When the additional pattern matching takes place, the only
real limit is the interviewer’s ability to recognize it and what it means. In
the ideal world that should lead to further elaboration of the patient’s
concerns, education based on the psychiatrist’s understanding of the general
problem and more specifically how it affects the unique patient, and specific
treatments that have worked before. It
can extend to a unique approach to the associated DSM disorder that would not
have been possible with a highly structured interview. One of the best examples I can think of are life
long sleep problems that become anxiety and depressive disorders as an adult –
because the development of those disorders and the sleep disorder is not
covered in detail. There are a lot of
examples.
In closing this post, prevalence estimates for psychiatric
disorders vary greatly. That is the
expected result of the screening methodology that includes the instrument used,
the population sampled, and the prevalence of the disorder being screened in
the population. Very basic screens like checklists used as a proxy for diagnoses
will have the highest prevalence estimates. More comprehensive structured
interviews will be somewhat lower. The gold standard for epidemiological
work (structured interview) is not the gold standard for clinical work
(the semi-structured phenomenologically oriented interview). It is also the reason psychiatrists need to
know psychopathology, phenomenology, and case formulations based on those
disciplines.
George Dawson, MD, DFAPA
References:
1: Levis B,
Benedetti A, Ioannidis JPA, et al. Patient Health Questionnaire-9 scores do not
accurately estimate depression prevalence: individual participant data
meta-analysis. J Clin Epidemiol. 2020;122:115‐128.e1.
doi:10.1016/j.jclinepi.2020.02.002
2: Hasin DS, Fenton
MC, Weissman MM. Epidemiology of
depression disorders. In: Tsuang MT, Tohen M, Jones PB, editors. Textbook of Psychiatric Epidemiology,
Third Edition. West Sussex: Wiley Blackwell, 2011: 289-309.
3: Nordgaard J, Sass
LA, Parnas J. The psychiatric interview: validity, structure, and
subjectivity. Eur Arch Psychiatry Clin Neurosci. 2013;263(4):353‐364.

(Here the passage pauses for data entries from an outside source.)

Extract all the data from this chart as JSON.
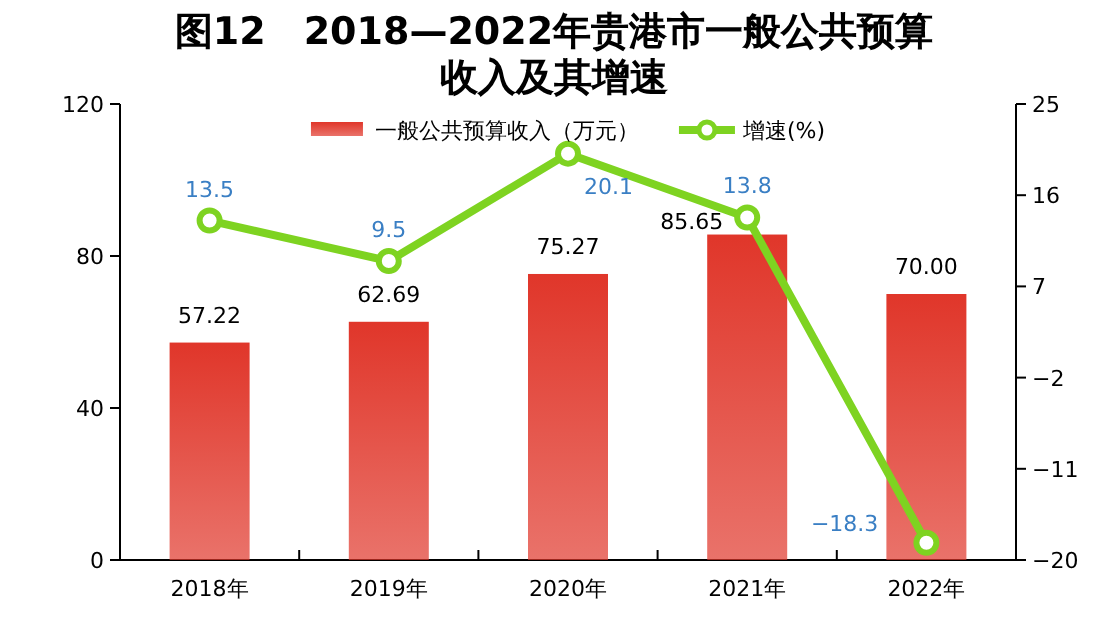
{
  "chart_data": {
    "type": "bar",
    "title": "图12　2018—2022年贵港市一般公共预算收入及其增速",
    "categories": [
      "2018年",
      "2019年",
      "2020年",
      "2021年",
      "2022年"
    ],
    "series": [
      {
        "name": "一般公共预算收入（万元）",
        "color": "#e0362a",
        "values": [
          57.22,
          62.69,
          75.27,
          85.65,
          70.0
        ],
        "value_labels": [
          "57.22",
          "62.69",
          "75.27",
          "85.65",
          "70.00"
        ]
      },
      {
        "name": "增速(%)",
        "type": "line",
        "axis": "y2",
        "color": "#7ed321",
        "marker": "circle",
        "values": [
          13.5,
          9.5,
          20.1,
          13.8,
          -18.3
        ],
        "value_labels": [
          "13.5",
          "9.5",
          "20.1",
          "13.8",
          "−18.3"
        ]
      }
    ],
    "ylim": [
      0,
      120
    ],
    "yticks": [
      0,
      40,
      80,
      120
    ],
    "y2lim": [
      -20,
      25
    ],
    "y2ticks": [
      {
        "value": -20,
        "label": "−20"
      },
      {
        "value": -11,
        "label": "−11"
      },
      {
        "value": -2,
        "label": "−2"
      },
      7,
      16,
      25
    ],
    "legend": "top",
    "grid": false
  }
}
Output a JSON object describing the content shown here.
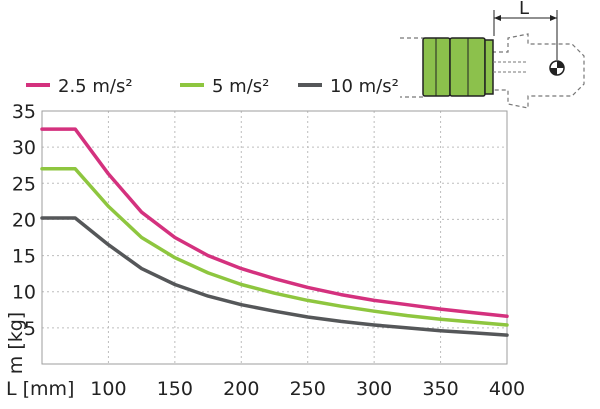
{
  "chart_data": {
    "type": "line",
    "title": "",
    "xlabel": "L [mm]",
    "ylabel": "m [kg]",
    "xlim": [
      50,
      400
    ],
    "ylim": [
      0,
      35
    ],
    "x_ticks": [
      100,
      150,
      200,
      250,
      300,
      350,
      400
    ],
    "y_ticks": [
      5,
      10,
      15,
      20,
      25,
      30,
      35
    ],
    "grid": true,
    "legend_position": "top-left",
    "diagram_label": "L",
    "series": [
      {
        "name": "2.5 m/s²",
        "color": "#d4317e",
        "points": [
          [
            50,
            32.5
          ],
          [
            75,
            32.5
          ],
          [
            100,
            26.3
          ],
          [
            125,
            21.0
          ],
          [
            150,
            17.5
          ],
          [
            175,
            15.0
          ],
          [
            200,
            13.2
          ],
          [
            225,
            11.8
          ],
          [
            250,
            10.6
          ],
          [
            275,
            9.6
          ],
          [
            300,
            8.8
          ],
          [
            325,
            8.2
          ],
          [
            350,
            7.6
          ],
          [
            375,
            7.1
          ],
          [
            400,
            6.6
          ]
        ]
      },
      {
        "name": "5 m/s²",
        "color": "#8ec63f",
        "points": [
          [
            50,
            27.0
          ],
          [
            75,
            27.0
          ],
          [
            100,
            21.8
          ],
          [
            125,
            17.5
          ],
          [
            150,
            14.7
          ],
          [
            175,
            12.6
          ],
          [
            200,
            11.0
          ],
          [
            225,
            9.8
          ],
          [
            250,
            8.8
          ],
          [
            275,
            8.0
          ],
          [
            300,
            7.3
          ],
          [
            325,
            6.7
          ],
          [
            350,
            6.2
          ],
          [
            375,
            5.8
          ],
          [
            400,
            5.4
          ]
        ]
      },
      {
        "name": "10 m/s²",
        "color": "#555759",
        "points": [
          [
            50,
            20.2
          ],
          [
            75,
            20.2
          ],
          [
            100,
            16.5
          ],
          [
            125,
            13.2
          ],
          [
            150,
            11.0
          ],
          [
            175,
            9.4
          ],
          [
            200,
            8.2
          ],
          [
            225,
            7.3
          ],
          [
            250,
            6.5
          ],
          [
            275,
            5.9
          ],
          [
            300,
            5.4
          ],
          [
            325,
            5.0
          ],
          [
            350,
            4.6
          ],
          [
            375,
            4.3
          ],
          [
            400,
            4.0
          ]
        ]
      }
    ]
  }
}
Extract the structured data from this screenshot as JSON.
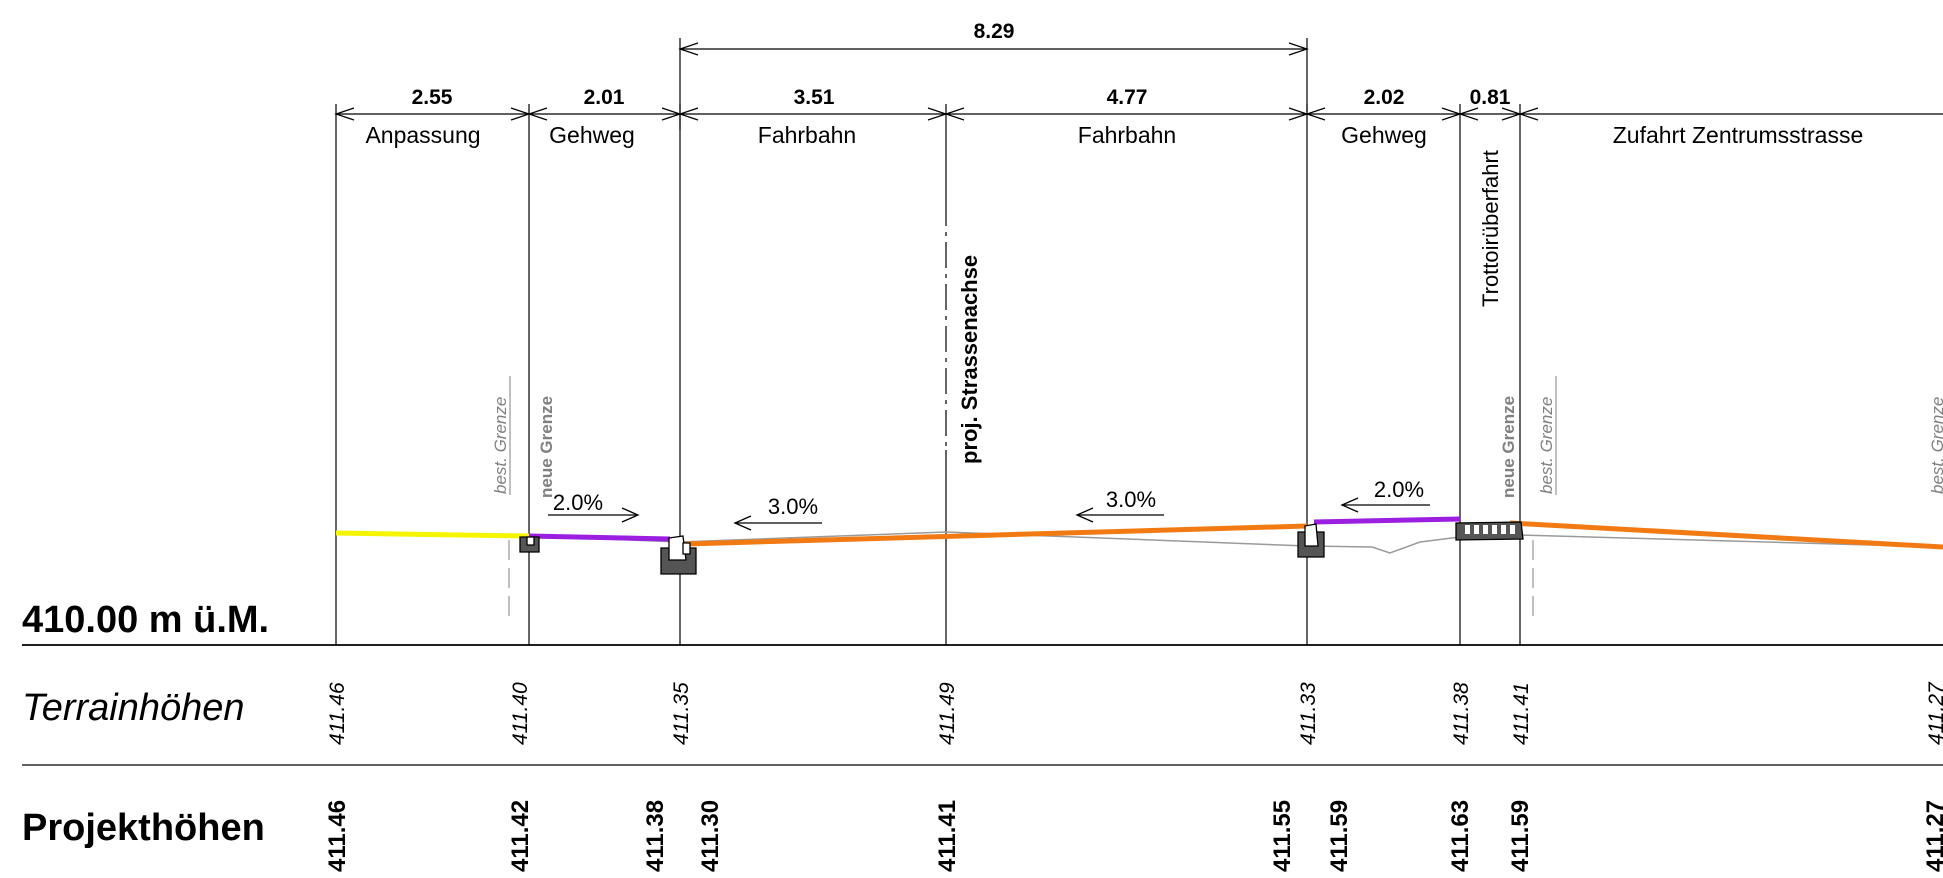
{
  "reference_level": "410.00 m ü.M.",
  "total_dimension": "8.29",
  "segments": [
    {
      "width": "2.55",
      "label": "Anpassung"
    },
    {
      "width": "2.01",
      "label": "Gehweg"
    },
    {
      "width": "3.51",
      "label": "Fahrbahn"
    },
    {
      "width": "4.77",
      "label": "Fahrbahn"
    },
    {
      "width": "2.02",
      "label": "Gehweg"
    },
    {
      "width": "0.81",
      "label": ""
    },
    {
      "width": "",
      "label": "Zufahrt Zentrumsstrasse"
    }
  ],
  "vertical_labels": {
    "axis": "proj. Strassenachse",
    "crossing": "Trottoirüberfahrt",
    "existing_boundary": "best. Grenze",
    "new_boundary": "neue Grenze"
  },
  "slopes": [
    "2.0%",
    "3.0%",
    "3.0%",
    "2.0%"
  ],
  "rows": {
    "terrain_label": "Terrainhöhen",
    "project_label": "Projekthöhen"
  },
  "terrain_heights": [
    "411.46",
    "411.40",
    "411.35",
    "411.49",
    "411.33",
    "411.38",
    "411.41",
    "411.27"
  ],
  "project_heights": [
    "411.46",
    "411.42",
    "411.38",
    "411.30",
    "411.41",
    "411.55",
    "411.59",
    "411.63",
    "411.59",
    "411.27"
  ],
  "colors": {
    "adjustment": "#f5f500",
    "sidewalk": "#9b1fe0",
    "roadway": "#f27a12",
    "terrain": "#9a9a9a",
    "curb": "#555555"
  }
}
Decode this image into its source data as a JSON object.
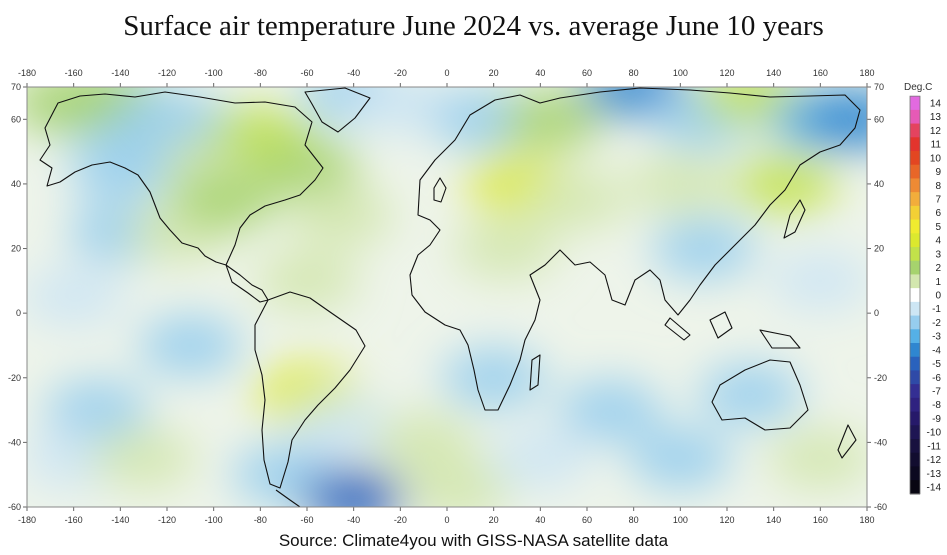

doi:10.1007/s00406-012-0366-z
4: Parnas J,
Zanderson M. Rediscovering disordered selfhood in schizophrenia. Psychiatric
Times. Jun 08, 2020
5: Nancy C.
Andreasen, DSM and the Death of Phenomenology in America: An Example of
Unintended Consequences, Schizophrenia Bulletin, Volume 33, Issue
1, January 2007, Pages 108–112, https://doi.org/10.1093/schbul/sbl054
6: Kendler KS. DSM issues: incorporation of
biological tests, avoidance of reification, and an approach to the "box
canyon problem". Am J Psychiatry. 2014;171(12):1248‐1250.